In Situ Growth of Porous Ultrathin Ni(OH)₂ Nanostructures on Nickel Foam: An Efficient and Durable Catalysts for Urea Electrolysis

Urea electrolysis is a potential energy-efficient hydrogen (H₂) production method that can simultaneously purify urea-rich wastewater. However, the lack of inexpensive and effective electrocatalysts for the urea oxidation reaction (UOR) hampers its widespread use. Herein, hierarchically porous and ultrathin Ni­(OH)₂ nanostructures in situ grown onto nickel foam (Ni­(OH)₂@NF) are developed as efficient and durable electrocatalysts for UOR via a simple and cost-effective ultrasonic/heating-assisted activation strategy.
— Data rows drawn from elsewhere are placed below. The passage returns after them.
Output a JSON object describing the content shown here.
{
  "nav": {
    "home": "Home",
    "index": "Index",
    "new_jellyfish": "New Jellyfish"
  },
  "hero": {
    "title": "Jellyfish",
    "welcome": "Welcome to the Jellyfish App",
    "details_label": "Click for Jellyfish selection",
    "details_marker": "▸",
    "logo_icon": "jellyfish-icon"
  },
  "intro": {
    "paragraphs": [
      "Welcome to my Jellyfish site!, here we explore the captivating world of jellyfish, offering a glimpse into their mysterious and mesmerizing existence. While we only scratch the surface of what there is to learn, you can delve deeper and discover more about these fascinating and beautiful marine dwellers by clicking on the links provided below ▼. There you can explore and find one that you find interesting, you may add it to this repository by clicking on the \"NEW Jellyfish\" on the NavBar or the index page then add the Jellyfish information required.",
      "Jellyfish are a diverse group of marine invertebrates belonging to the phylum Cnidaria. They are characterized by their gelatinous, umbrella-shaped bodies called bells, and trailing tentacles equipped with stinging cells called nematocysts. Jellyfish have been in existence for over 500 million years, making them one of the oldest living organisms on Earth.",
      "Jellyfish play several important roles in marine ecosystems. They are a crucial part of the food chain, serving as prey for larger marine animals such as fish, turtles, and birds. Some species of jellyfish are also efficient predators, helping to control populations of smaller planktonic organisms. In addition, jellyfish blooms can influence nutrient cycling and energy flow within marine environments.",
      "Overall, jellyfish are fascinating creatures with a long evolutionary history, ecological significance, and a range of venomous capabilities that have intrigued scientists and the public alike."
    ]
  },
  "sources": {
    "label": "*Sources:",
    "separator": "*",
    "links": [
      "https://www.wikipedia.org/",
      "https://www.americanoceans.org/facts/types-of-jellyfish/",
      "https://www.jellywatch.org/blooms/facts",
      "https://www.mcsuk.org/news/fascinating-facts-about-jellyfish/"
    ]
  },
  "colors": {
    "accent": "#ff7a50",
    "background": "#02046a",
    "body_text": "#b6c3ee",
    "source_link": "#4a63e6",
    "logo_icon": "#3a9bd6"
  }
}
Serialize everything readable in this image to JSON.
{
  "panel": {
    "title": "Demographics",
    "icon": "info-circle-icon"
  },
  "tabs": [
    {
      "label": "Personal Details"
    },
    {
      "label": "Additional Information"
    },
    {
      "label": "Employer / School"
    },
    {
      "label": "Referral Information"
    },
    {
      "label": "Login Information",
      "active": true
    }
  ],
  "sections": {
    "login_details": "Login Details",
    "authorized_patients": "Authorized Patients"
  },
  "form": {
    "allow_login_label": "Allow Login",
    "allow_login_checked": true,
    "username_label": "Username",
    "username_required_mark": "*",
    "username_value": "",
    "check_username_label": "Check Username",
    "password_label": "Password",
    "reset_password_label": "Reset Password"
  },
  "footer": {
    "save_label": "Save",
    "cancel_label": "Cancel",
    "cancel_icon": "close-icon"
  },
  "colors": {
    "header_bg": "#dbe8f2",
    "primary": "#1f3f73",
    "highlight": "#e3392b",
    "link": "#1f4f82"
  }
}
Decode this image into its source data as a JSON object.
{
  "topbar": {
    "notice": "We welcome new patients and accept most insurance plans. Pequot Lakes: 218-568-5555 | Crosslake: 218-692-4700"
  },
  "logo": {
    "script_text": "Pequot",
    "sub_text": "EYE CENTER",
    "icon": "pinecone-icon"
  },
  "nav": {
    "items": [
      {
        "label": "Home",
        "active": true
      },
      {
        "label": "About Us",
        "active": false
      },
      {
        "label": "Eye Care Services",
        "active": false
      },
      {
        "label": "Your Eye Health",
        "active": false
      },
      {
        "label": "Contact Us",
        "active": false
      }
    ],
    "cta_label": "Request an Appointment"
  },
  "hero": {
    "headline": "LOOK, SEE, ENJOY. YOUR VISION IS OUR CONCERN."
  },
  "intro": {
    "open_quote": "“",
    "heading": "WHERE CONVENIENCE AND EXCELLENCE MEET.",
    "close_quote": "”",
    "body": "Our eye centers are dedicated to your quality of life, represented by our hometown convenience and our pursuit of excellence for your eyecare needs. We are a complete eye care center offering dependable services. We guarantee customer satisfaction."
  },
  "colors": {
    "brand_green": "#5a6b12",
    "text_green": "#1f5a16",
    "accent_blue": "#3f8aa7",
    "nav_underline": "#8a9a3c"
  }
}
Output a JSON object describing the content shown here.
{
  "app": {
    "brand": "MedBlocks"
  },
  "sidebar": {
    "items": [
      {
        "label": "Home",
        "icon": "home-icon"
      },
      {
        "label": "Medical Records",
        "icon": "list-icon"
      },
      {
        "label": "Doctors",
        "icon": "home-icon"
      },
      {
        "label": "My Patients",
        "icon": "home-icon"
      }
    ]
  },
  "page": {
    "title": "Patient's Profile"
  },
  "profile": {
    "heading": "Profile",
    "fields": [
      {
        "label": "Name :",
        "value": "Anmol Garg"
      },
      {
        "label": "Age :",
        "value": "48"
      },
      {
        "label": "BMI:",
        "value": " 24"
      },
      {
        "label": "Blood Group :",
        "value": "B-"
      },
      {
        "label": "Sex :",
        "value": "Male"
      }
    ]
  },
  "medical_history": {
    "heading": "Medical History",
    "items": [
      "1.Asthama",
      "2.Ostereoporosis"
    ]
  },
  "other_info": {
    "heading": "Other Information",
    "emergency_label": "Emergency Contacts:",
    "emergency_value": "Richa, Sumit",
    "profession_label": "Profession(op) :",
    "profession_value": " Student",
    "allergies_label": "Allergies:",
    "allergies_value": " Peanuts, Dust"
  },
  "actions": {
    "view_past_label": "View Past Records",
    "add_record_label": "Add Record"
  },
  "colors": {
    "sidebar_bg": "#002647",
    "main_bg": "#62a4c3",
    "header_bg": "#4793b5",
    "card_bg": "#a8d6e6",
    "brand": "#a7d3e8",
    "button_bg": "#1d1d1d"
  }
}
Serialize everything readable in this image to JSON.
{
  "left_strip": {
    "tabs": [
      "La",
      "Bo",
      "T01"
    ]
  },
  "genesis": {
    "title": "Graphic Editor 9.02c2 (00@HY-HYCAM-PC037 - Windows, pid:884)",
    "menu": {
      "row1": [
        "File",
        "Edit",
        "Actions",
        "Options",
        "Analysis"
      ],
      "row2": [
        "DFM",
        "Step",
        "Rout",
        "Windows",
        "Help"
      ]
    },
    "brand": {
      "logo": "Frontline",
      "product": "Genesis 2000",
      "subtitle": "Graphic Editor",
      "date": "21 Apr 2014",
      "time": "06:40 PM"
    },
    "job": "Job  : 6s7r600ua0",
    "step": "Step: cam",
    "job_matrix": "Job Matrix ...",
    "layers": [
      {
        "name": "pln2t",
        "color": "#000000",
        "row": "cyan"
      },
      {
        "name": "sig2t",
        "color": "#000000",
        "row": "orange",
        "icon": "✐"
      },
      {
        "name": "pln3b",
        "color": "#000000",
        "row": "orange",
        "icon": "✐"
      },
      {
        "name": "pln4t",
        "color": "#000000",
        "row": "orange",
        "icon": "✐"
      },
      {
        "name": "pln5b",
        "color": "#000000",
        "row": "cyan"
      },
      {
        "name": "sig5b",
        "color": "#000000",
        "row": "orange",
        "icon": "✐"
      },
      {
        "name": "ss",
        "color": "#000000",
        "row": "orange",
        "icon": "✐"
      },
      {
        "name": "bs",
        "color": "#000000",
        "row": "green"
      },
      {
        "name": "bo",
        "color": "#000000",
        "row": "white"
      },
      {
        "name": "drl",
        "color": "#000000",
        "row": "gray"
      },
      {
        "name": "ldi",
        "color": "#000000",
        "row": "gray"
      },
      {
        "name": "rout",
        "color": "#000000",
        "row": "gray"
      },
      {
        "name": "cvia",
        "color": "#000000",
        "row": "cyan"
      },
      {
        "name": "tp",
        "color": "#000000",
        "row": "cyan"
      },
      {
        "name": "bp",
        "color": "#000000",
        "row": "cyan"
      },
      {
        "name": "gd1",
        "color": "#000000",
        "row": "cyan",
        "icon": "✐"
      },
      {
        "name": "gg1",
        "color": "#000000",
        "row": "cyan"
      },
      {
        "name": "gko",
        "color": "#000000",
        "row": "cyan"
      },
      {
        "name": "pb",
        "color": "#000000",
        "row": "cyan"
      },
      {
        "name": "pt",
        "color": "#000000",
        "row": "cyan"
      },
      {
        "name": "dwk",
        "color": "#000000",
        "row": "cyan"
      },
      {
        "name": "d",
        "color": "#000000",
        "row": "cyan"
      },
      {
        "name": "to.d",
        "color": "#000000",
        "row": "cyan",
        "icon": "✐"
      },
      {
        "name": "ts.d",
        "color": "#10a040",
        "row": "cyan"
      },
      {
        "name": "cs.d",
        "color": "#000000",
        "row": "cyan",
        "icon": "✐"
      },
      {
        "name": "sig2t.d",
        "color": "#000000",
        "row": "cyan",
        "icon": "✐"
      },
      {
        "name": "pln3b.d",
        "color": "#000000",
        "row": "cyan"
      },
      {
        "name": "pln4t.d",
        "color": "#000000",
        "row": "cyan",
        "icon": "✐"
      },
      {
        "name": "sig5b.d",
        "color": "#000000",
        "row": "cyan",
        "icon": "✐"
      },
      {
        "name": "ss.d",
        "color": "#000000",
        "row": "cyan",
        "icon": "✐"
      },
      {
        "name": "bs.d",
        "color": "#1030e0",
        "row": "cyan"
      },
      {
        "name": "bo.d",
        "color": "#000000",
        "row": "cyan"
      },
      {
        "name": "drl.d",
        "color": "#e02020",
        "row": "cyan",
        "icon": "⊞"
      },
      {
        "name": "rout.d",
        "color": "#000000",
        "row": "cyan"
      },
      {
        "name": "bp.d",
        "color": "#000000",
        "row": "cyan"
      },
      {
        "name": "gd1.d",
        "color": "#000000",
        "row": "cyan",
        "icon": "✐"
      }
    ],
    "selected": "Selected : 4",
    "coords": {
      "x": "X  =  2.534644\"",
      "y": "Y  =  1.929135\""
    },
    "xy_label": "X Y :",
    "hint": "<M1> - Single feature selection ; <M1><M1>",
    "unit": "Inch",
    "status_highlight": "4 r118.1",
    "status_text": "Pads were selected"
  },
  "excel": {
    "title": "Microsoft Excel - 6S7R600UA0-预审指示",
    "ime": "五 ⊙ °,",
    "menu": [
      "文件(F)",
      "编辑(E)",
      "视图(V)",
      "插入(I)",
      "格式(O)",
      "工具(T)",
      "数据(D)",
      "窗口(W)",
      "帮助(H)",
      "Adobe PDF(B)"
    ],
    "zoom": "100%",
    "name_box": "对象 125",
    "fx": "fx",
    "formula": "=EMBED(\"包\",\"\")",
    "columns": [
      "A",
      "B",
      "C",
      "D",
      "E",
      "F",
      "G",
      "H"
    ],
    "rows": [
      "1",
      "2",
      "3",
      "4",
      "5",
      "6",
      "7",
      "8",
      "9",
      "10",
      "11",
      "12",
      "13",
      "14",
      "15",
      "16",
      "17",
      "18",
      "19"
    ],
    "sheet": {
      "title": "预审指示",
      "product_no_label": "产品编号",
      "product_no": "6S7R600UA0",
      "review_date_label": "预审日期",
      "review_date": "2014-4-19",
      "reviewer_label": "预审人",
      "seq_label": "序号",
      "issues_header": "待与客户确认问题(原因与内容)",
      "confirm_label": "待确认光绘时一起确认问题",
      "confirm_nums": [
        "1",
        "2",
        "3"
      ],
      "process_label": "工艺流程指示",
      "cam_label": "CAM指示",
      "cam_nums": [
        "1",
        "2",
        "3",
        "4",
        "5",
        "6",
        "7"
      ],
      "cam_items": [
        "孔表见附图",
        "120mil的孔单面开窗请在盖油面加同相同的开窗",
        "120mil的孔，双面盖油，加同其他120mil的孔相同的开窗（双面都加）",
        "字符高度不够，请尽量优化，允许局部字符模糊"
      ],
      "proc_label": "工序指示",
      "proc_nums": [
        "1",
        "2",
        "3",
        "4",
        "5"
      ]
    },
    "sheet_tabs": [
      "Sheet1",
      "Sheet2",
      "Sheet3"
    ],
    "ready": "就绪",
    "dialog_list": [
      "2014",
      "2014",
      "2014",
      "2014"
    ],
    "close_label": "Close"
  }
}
The ultrathin Ni­(OH)₂ nanostructures comprise highly active surfaces and rapid diffusion pathways for active species; meanwhile, the excellent electrical conductivity of the NF skeletons effectively improves the charge transfer of the catalyst. Consequently, this Ni­(OH)₂@NF electrode exhibits excellent urea catalytic activity (low oxidation potential of ∼1.35 V at 10 mA cm^–2) and has remarkable operational stability (potential increase by only 0.22% after 40 h of durability testing) that is superior to most UOR catalysts. By employing the freestanding electrode as the anode and commercial Pt/C supported on NF as the cathode, this two-electrode urea electrolysis cell exhibited a current density of 50 mA cm^–2 at a low cell voltage (1.45 V, 250 mV below a urea-free counterpart) with a robust durability (>40 h). This work provides a valuable insight for designing scalable and high-performance UOR electrocatalysts, which are promising for utilization in energy-efficient H₂ production.